My main question is how or can you control the hybrid stepper to run at a fixed rpm, like 750, or be used to index the part in the chuck for a live tool on the tool post to do cutting. This is just like the big new multi function/axis CNC lathes run. The hybrid stepper drive is a Leadshine and uses step and direction type inputs. Can all of this type of control be setup to run either way and easily switch between the 2 modes?

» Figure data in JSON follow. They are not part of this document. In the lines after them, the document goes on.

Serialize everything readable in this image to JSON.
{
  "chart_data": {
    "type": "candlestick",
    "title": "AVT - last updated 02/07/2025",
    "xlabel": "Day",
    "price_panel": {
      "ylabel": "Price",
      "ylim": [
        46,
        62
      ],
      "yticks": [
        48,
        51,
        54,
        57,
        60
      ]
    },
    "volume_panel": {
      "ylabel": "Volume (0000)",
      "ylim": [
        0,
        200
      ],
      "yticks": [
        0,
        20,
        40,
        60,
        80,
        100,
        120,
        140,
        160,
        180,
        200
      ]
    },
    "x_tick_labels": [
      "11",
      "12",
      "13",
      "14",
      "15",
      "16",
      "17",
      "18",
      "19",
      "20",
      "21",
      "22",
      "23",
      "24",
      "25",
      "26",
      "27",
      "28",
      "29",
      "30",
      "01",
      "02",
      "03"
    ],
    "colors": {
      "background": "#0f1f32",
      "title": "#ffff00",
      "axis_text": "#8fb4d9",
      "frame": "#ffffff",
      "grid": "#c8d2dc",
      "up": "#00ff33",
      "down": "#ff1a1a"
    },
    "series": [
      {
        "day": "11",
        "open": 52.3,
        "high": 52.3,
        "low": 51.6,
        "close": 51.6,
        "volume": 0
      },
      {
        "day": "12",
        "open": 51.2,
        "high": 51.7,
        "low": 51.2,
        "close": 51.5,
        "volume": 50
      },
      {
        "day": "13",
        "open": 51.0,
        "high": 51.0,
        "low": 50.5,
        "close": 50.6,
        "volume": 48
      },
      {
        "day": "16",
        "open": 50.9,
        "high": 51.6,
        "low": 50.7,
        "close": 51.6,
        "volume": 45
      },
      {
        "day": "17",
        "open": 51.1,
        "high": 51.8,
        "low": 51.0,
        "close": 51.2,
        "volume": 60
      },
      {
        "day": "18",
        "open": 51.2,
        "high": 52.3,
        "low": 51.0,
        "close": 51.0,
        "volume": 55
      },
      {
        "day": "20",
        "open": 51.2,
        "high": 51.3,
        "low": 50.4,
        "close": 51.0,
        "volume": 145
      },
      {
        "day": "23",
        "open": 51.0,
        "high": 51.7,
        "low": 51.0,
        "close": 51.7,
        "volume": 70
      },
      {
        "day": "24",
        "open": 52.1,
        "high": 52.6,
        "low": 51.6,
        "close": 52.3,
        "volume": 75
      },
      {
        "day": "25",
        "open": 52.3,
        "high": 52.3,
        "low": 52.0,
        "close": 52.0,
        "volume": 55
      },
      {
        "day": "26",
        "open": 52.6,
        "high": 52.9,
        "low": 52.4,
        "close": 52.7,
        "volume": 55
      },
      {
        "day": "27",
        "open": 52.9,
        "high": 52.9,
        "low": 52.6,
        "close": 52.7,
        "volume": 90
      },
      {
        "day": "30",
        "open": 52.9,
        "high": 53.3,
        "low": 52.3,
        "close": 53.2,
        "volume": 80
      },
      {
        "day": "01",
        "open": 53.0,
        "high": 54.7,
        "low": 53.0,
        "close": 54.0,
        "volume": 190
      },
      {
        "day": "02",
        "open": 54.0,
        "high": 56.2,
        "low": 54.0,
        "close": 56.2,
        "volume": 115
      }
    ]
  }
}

Here is the motor/driver I am using. https://www.ebay.com/itm/12NM-Nema34...wAAOSwiA9ZZcty
Thanks
Scott
Re: Hybrid Stepper motor for spindle motor - turning, indexing
In my (lathe) software I periodically update the Z-axis position to keep the Z-axis running at the requested speed. The C-axis could also run this way but for constant speed i prefer using the original spindle motor. My spindle is also fitted with a stepper motor. This motor is activated by a lever. During normal turning it is inactive. I control the spindle stepper the same way I control a rotary table. Doing this i can do broaching, grinding and knurling. I also use this stepper for threading. This is just a matter of calculating the number of rotations an then move the Z and C axis simultaneously.
A hybrid stepper using step/dir signals works from the controller point of view the same as a normal stepper.
The software controls the controller who is controlling the driver who is controlling the stepper. Your software should be able to use a stepper in constant feed mode or you could/should write some G-codes to do the job.